Implementation of the cost recovery process can be strenuous and time-consuming as each expense of the contractor requires the Government’s approval. From the Government’s perspective, the common complaint is that escalation of the cost recovery amount is not necessarily followed by the increase in the oil or gas production.

The new gross split mechanism is designed to remove the cost recovery aspect of the PSC and is hoped to offer larger output proceeds during the earlier years of production so that contractors can recover their costs. Details of this new arrangement still await a ministerial regulation which is scheduled to be issued shortly. Once published, investors will have the options to decide which contract type works best for them. It is expected that the new oil and gas law will also be passed this year.
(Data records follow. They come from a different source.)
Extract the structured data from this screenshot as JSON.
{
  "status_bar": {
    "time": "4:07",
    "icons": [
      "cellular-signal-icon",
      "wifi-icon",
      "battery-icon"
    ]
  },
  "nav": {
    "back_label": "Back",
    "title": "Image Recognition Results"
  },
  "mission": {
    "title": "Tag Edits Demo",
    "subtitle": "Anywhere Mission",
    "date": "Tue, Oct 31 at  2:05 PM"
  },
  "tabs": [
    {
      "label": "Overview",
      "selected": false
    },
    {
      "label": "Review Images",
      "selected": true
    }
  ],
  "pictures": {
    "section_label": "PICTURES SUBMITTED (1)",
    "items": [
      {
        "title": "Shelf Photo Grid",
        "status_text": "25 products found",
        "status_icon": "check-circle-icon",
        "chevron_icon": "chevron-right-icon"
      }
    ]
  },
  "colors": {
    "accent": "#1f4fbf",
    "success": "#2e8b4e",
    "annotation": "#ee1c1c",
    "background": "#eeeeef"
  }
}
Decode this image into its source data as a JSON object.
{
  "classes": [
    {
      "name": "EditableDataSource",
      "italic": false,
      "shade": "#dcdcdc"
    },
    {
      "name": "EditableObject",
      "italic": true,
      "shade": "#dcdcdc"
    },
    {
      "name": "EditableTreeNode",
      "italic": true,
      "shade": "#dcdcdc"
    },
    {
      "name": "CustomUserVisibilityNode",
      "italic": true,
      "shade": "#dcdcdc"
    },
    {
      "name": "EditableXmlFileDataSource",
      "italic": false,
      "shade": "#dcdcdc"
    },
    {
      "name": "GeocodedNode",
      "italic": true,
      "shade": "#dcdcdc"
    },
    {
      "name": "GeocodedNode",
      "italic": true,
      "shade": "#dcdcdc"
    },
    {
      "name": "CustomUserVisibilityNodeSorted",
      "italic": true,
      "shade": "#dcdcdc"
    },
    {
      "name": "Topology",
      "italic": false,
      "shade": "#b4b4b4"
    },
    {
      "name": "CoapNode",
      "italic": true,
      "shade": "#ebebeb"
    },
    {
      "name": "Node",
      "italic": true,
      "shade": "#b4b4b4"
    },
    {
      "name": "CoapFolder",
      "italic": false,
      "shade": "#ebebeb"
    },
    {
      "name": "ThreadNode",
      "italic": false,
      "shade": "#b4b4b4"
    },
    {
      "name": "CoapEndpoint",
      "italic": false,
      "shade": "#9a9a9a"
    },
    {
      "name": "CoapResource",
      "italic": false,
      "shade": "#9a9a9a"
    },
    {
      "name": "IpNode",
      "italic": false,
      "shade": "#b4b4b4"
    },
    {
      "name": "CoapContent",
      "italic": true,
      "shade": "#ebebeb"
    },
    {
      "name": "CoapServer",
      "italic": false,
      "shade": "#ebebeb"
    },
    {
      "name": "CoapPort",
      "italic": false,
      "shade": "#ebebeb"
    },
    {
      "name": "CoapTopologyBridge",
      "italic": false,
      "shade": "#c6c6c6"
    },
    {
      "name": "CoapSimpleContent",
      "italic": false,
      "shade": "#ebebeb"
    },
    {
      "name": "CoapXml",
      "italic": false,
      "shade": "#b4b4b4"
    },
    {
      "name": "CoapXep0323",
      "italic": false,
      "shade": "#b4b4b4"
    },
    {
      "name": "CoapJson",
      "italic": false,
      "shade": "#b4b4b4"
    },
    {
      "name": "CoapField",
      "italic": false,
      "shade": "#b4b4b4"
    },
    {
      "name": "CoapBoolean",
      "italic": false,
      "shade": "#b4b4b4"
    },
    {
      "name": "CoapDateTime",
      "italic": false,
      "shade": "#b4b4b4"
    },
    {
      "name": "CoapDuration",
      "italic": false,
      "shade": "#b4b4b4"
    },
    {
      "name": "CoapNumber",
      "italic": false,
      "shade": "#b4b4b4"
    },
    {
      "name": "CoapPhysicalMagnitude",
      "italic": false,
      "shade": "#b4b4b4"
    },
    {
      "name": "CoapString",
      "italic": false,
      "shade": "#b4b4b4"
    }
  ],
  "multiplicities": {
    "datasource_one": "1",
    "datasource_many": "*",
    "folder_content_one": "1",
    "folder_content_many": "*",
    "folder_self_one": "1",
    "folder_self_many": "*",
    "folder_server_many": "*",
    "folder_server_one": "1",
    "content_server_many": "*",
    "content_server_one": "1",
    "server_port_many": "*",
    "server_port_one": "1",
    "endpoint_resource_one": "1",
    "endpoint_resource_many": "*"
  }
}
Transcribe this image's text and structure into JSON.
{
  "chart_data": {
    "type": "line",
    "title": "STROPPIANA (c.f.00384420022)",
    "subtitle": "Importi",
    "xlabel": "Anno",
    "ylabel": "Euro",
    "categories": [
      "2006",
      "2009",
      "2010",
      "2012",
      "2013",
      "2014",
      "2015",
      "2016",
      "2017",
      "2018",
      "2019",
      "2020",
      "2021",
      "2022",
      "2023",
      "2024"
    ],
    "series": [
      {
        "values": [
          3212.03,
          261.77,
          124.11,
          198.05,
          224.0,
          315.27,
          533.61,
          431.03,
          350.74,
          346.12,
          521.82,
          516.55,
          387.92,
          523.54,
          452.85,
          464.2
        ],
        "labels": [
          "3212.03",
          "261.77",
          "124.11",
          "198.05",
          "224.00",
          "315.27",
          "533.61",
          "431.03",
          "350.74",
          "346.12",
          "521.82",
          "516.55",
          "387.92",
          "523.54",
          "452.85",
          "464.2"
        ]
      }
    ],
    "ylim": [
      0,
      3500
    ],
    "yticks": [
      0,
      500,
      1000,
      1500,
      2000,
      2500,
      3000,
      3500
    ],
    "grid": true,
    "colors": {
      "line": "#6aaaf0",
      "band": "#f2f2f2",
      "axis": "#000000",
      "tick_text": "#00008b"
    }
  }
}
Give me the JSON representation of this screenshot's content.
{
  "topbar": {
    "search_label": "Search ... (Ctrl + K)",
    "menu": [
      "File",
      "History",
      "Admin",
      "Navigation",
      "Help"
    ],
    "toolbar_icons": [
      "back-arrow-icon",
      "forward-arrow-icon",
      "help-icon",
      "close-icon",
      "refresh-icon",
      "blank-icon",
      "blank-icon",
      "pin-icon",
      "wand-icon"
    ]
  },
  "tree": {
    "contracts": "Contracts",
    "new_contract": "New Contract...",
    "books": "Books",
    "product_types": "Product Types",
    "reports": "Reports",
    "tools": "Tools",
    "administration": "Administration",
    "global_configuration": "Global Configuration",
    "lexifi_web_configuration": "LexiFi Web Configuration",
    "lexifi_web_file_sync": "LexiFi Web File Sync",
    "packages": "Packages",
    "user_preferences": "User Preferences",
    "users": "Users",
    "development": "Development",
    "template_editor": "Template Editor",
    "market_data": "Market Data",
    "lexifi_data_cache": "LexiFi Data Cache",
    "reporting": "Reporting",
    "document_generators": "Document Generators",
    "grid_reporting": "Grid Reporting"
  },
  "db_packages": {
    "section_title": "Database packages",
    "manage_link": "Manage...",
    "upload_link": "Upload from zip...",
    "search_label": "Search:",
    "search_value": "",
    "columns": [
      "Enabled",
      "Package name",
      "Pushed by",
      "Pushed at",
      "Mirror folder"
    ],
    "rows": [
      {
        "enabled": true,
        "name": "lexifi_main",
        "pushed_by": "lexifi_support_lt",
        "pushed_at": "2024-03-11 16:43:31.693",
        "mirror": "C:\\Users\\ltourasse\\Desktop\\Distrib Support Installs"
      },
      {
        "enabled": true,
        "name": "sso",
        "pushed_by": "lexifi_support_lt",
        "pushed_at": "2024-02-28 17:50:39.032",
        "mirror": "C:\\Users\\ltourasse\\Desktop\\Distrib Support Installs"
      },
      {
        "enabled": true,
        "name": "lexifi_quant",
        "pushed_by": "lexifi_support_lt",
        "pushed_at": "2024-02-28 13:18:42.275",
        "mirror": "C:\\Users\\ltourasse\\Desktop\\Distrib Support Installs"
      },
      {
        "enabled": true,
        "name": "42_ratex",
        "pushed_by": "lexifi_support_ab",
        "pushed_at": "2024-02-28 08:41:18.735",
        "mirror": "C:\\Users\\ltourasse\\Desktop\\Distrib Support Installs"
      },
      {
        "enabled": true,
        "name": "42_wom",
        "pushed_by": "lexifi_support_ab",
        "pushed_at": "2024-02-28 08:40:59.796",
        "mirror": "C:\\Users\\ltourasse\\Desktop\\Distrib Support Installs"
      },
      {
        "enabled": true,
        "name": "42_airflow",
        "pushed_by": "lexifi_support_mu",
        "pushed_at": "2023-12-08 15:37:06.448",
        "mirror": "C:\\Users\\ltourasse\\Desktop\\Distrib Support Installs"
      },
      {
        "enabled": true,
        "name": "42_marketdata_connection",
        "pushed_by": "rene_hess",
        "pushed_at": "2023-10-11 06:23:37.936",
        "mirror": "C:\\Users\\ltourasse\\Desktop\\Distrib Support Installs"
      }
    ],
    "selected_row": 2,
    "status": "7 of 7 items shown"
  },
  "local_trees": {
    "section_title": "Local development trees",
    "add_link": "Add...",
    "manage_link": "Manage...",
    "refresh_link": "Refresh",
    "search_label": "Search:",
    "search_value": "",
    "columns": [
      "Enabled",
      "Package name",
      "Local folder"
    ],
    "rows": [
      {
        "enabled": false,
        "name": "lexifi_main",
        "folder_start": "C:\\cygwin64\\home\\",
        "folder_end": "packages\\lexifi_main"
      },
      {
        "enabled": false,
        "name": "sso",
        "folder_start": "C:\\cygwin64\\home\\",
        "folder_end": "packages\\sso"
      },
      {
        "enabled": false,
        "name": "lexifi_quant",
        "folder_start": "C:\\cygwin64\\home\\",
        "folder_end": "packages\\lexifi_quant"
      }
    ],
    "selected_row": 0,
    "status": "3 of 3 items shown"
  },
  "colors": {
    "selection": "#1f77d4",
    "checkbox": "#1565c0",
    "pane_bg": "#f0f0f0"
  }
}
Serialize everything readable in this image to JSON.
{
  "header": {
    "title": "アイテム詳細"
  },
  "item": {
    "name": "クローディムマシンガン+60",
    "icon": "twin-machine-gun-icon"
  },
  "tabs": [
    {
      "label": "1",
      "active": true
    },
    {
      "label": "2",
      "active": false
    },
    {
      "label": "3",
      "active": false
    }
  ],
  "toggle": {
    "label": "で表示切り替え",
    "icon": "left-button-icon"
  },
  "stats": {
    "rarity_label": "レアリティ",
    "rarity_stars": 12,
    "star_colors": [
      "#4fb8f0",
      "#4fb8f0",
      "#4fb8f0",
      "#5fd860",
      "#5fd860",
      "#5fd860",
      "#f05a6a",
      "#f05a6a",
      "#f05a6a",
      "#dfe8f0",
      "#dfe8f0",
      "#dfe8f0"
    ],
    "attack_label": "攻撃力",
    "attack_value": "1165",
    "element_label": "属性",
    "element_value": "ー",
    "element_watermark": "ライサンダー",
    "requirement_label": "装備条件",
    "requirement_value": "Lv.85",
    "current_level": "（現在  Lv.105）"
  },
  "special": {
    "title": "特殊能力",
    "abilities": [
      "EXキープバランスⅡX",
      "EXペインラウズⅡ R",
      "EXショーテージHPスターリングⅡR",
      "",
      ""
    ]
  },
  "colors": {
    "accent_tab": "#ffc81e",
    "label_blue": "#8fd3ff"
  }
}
(iv) One-Stop Licensing Service

In an effort to simplify and expedite the issuance of oil and gas licenses, the Indonesian Government created a one-stop licensing service located at the Investment Coordinating Board (“BKPM”). The Minister of Energy and Mineral Resources (“MEMR”) has delegated his power to issue various permits and licenses in the oil and gas sector to the BKPM. There are 42 oil and gas recommendations, licenses, and permits in total; 10 of which have been delegated to the BKPM since 1 August 2015 and 20 on 1 September 2015. The remainder of the licenses will be delegated on 1 October 2015. Details of the delegated licenses are set out in the MEMR Regulation No. 23 of 2015 dated 31 July 2015 (“Regulation 23”). In addition to the delegation, MEMR has also reduced the number of permits and licenses. Prior to the issuance of the Regulation 23, there were 52 oil and gas licenses issued by MEMR; and currently there is a discussion to further reduce the number to 28.

(v) Extension of Production Sharing Contracts

Generally, upon the expiry of the joint cooperation contract, a contractor is obliged to return the oil/gas field back to the Government, unless the term of the contract is extended. However, contractors are often left in doubt whether or not the term of their contracts will be extended. As a response, MEMR has recently issued MEMR Regulation No. 15 of 2015 dated 8 May 2015. Under this regulation, a contractor may submit a request to MEMR for an extension of the joint cooperation contract at the earliest 10 years and at the latest two years prior to the contract expiry date. MEMR then will issue the decision at the latest one year before the expiry date. Alternatively, MEMR may determine that the field will be managed by the state-owned company Pertamina alone or by Pertamina together with existing the contractor. This change is meant to give greater certainty for contractors.

The oil and gas sector plays a major role in the Indonesian economy. However, underinvestment has arguably hampered progress in Indonesia’s oil and gas industries since the late 1990s. Domestic consumption has continued to rise while production has been falling, so in recent years Indonesia has become a net oil importer. Persistent issues on energy security and state revenue have made government officials repeatedly emphasise the need to boost upstream production. Regardless of the challenges in the global and domestic energy markets, the Indonesian Government is actively finding solutions to tackle problems that it sees are hindering investment. Especially in the current volatile energy environment, all this is necessary for investors to feel confident in the long-term prospects of the country’s oil and gas sector.